Because of his "Notes sur le siècle de Louis XIV", La Beaumelle was arrested on 24 April and imprisoned in the Bastille till 12 October 1753. In 1755 he went to Holland and met with Henri de Catt and Marc-Michel Rey. Soon after his return to Paris, the publication of his Mémoires de la Maintenon brought him again for a year in jail (September 1757). Voltaire seems both times to have been involved. After his release, La Beaumelle settled down as a freelance writer in Toulouse (1759), but without permission to leave the Languedoc. La Beaumelle got involved in the case of Jean Calas. In 1764 he married Rose-Victoire Lavaysse. Their daughter Aglaé was born in 1768. Around 1770 King Louis XV appointed him at the Bibliothèque Royale, and granted him a pension.

==Reception==
Most of his writings bear a polemical, pamphlet-like character or speculate (as contained in the "Memoirs of Madame de Maintenon") on the audience's curiosity. His best writing is unquestionably "Reponse au Supplément du siècle de Louis XIV, ou Lettres à Voltaire" (1754, 1763), by wit, spirit and energy the most distinguished. His worst is the "Commentaire sur la Henriade" (1775), a very model of inept, pathetic criticism.

== Personal life ==
At the age of 42, on the 6th of September 1768, he had a daughter Aglaé Angliviel de La Beaumelle, who in 1794 married Jean-Antoine Gleizes and lived until her old age in Lavelanet castle, dying at Nogarède castle on the 25th of March 1853. His son-in-law's brother colonel Gleizes was a member of the General Counsel of Haute-Garonne. Upon his death in 1773, Laurent Angliviel de la Beaumelle was also survived by his widow Victoire Rose Lavayesse (1733-1813), his brother-in-law Gaubert Lavaysse, who was involved in Calas affair and died in 1786, and by his older brother Jean Angliviel (1723-1812). His son Victor Laurent Suzanne Moïse Angliviel de La Beaumelle (1772 in Mazères -1831 in Rio de Janeiro) became a well-known writer and mathematician, as well as the author of the "History of the Empire of Brazil".

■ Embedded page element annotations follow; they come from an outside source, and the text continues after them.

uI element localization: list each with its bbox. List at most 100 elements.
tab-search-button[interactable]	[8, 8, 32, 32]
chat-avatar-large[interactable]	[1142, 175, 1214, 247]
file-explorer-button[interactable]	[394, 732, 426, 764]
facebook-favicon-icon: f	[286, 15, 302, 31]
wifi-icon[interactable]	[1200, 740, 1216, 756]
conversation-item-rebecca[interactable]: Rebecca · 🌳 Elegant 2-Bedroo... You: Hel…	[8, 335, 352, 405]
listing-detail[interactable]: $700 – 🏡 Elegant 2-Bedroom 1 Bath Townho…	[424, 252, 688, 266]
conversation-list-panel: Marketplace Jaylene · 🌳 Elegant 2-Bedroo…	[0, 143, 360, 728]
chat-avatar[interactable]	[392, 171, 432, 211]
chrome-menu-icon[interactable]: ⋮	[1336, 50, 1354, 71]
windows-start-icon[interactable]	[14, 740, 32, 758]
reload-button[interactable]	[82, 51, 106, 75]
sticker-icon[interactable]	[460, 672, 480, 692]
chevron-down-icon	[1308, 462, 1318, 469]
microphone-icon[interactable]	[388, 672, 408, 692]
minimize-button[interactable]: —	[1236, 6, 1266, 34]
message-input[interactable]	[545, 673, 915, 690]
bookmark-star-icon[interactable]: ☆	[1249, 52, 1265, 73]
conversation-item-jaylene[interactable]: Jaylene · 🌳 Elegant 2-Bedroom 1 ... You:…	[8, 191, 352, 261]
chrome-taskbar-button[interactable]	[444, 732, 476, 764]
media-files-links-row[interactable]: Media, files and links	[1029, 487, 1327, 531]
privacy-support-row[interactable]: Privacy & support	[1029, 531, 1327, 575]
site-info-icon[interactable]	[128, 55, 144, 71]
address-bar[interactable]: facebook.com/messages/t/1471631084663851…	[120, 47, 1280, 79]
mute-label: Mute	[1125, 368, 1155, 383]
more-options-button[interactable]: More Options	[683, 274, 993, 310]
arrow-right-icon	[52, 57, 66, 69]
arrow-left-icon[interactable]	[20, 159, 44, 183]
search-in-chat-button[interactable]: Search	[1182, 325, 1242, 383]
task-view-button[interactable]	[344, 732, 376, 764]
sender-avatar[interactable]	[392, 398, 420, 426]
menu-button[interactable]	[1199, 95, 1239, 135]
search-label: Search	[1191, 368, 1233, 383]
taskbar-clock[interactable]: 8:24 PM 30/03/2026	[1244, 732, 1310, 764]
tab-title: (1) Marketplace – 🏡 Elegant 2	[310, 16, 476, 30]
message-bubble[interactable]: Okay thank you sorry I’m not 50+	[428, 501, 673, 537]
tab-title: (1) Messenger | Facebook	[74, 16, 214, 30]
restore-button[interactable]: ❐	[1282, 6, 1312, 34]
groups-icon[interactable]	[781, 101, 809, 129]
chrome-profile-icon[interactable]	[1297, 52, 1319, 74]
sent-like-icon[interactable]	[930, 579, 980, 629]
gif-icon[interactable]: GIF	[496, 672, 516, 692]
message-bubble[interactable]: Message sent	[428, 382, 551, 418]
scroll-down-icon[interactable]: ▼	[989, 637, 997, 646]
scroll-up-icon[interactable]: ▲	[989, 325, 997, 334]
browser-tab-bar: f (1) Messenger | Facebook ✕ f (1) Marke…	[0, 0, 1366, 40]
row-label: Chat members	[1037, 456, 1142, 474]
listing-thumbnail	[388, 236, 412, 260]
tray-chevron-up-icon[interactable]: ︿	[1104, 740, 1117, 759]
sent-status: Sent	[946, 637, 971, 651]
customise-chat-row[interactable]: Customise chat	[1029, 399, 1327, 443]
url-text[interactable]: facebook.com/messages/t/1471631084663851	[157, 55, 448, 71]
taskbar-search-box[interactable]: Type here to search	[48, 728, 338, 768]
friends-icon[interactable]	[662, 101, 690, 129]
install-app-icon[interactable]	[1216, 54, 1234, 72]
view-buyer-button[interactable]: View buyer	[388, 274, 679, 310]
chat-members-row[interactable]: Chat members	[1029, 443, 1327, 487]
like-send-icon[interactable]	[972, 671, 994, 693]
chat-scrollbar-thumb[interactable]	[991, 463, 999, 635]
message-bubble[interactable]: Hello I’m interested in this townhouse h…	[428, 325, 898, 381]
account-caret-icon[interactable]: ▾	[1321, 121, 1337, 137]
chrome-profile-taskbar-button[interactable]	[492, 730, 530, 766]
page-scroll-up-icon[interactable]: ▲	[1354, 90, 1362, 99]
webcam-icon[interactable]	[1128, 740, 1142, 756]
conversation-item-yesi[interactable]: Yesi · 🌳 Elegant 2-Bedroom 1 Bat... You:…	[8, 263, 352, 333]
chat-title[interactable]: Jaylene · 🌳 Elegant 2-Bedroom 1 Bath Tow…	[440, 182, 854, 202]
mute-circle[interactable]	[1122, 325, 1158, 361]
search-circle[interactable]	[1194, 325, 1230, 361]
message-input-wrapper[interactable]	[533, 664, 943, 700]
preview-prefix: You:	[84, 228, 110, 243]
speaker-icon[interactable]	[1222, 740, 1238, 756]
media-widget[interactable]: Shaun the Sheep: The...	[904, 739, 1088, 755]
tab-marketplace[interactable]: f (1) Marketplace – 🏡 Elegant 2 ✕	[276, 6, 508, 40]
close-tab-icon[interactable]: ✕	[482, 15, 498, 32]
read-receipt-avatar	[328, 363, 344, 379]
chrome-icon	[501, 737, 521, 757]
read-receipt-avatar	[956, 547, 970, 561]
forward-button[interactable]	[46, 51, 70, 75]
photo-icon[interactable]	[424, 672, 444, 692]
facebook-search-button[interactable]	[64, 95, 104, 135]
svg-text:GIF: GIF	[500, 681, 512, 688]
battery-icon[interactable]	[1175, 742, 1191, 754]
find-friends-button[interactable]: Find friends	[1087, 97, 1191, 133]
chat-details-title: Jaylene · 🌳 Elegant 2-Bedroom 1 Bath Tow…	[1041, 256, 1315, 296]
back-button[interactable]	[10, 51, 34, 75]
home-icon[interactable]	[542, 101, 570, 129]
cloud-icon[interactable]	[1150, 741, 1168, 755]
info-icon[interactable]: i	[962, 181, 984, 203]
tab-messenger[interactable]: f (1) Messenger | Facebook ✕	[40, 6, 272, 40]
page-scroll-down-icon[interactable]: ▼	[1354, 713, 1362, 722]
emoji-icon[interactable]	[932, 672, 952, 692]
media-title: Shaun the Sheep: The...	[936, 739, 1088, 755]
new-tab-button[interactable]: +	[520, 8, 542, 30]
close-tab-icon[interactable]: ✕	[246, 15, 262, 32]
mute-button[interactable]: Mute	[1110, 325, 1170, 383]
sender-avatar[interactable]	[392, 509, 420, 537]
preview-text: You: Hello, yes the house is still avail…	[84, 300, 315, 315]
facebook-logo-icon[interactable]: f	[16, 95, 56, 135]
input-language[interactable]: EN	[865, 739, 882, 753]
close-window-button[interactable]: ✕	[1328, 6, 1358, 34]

In 1853, his nephew Maurice Jean Marie Angliviel (28 October 1779 - 6 March 1876), a son of Jean Angliviel, published an apologia of Laurent Angliviel de La Beaumelle titled "The Observations on the Writing of Mr. Ch. Nisard against L. Angliviel de La Beaumelle."

==Works==
- Traité sur la tolérance
- L'Asiatique tolérant, ou traité à l'usage de Zeokinizul, roi des Kofirans, surnommé le Chéri
- Mes pensées. Copenhagen 1751 (Glogau 1754)
- Notes sur le siècle de Louis XIV (an annotated version of Voltaire's Le Siècle de Louis XIV
- Mémoires de la Maintenon. Amsterdam 1755/56 (9 vols.)
- Commentaire sur la Henriade
- Reponse au Supplément du siècle de Louis XIV, ou Lettres à Voltaire

==Literature==
- Michel Nicolas: Sur la vie et les écrits de Laurent Angliviel de La Beaumelle. Cherbuliez, Paris 1852.
- La Beaumelle, Laurent Angliviel de: Correspondence générale de La Beaumelle / éd. par Hubert Bost ... . - Oxford : Voltaire Foundation, 2005–2012.
- Claude Lauriol, Études sur La Beaumelle (Paris: Editions Honoré Champion, 2008) (Vie des Huguenots, 42).